Time, however, has its revenges: wood engraving, in its turn, is being rapidly displaced by “process blocks” (of which more anon), and now, if we take up any recent illustrated book or journal, we find the bulk of the pictures and designs not wood engravings but process blocks.

In every good collection of Ex Libris the majority of examples will be found to be printed from engraved plates, very few relatively being from wood blocks. The reason is not far to seek. The wood engraving as practised in England previous to the opening of the present century was poor in execution, and did not lend itself sufficiently to working out minute details with the same ease and readiness with which they can be executed on copper.

Pure Line Engraving by Robert White,
from a Painting by Sir Godfrey Kneller.

Reproduced by process block.

That it was the favourite mode of producing these dainty little works is evident also from the fact that copper-plate pictures for book illustrations of every kind had almost entirely superseded wood engraving, which had indeed fallen completely into disfavour. Until the beginning of the present century, when Bewick and others had elevated it into a fine art, wood engraving was in an exceedingly rude condition, and little fitted for small works. Copper-plate engraving, on the contrary, had for several centuries flourished successfully; every goldsmith was able to “chase” and engrave the decorative and heraldic work upon silver plate and goldsmiths’ work, or upon metal of any kind, in relief, or intaglio, as in medals, coins, etc. That this is no mere assumption we know from historical evidence, as well as from a careful comparison of the “handling,” or the manner of cutting the lines upon silver work, which is identical with the style of cutting the lines in so very many engraved book-plates of the last and early part of the present century. Whatever may be thought of the vagaries of the accessories in the Jacobean, [Chippendale], and other kindred styles—which are essentially silver engraving patterns—much of this class of work shows at least a true heraldic spirit in the treatment of the charges.

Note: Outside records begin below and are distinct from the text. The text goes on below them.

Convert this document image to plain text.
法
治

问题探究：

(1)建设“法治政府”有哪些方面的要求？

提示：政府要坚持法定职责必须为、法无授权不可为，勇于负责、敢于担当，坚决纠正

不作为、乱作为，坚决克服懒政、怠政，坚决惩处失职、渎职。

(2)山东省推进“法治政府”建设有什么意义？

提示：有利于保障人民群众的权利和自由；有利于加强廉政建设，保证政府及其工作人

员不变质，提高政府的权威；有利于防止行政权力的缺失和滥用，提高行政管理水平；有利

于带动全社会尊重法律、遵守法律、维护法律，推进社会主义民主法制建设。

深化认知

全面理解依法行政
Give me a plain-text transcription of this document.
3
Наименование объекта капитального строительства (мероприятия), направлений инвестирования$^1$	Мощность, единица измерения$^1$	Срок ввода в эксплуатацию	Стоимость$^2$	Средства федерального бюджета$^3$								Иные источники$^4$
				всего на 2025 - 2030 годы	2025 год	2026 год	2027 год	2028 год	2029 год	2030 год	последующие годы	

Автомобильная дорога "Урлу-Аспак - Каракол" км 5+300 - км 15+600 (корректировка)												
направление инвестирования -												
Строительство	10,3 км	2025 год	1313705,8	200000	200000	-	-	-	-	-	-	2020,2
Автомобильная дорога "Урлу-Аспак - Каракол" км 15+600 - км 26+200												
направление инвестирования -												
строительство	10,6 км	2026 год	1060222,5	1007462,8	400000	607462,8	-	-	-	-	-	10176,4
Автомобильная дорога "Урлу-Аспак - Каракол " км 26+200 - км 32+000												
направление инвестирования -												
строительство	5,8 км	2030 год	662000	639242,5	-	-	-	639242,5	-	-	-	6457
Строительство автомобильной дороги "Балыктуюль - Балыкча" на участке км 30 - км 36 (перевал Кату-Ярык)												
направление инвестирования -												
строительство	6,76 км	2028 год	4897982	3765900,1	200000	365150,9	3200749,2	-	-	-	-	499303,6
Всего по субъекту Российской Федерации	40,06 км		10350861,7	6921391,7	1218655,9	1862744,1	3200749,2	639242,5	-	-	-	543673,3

A Chippendale pattern. Silver Engraver’s style of work,

reproduced by process block.

Benvenuto Cellini, whose works now bring fabulous prices in goldsmith work, was an expert engraver as well, as were probably most of the workers in the precious metals of his time. Hogarth, in the earlier part of his career, did much in the way of engraving arms, crests, etc., for the silversmiths; so did Bewick, who worked on wood and on metal indifferently. The writer has done a fair share of similar work in his younger days; and to his knowledge it was the custom in many establishments for the engravers to do both, as the exigencies of business required, though the tendency when work was plentiful was to specialise, each man doing that part for which he seemed to have an aptitude. This refers particularly to graver work; the pictorial engraver executing his work principally by means of the etching process, and only finishing up with the graver.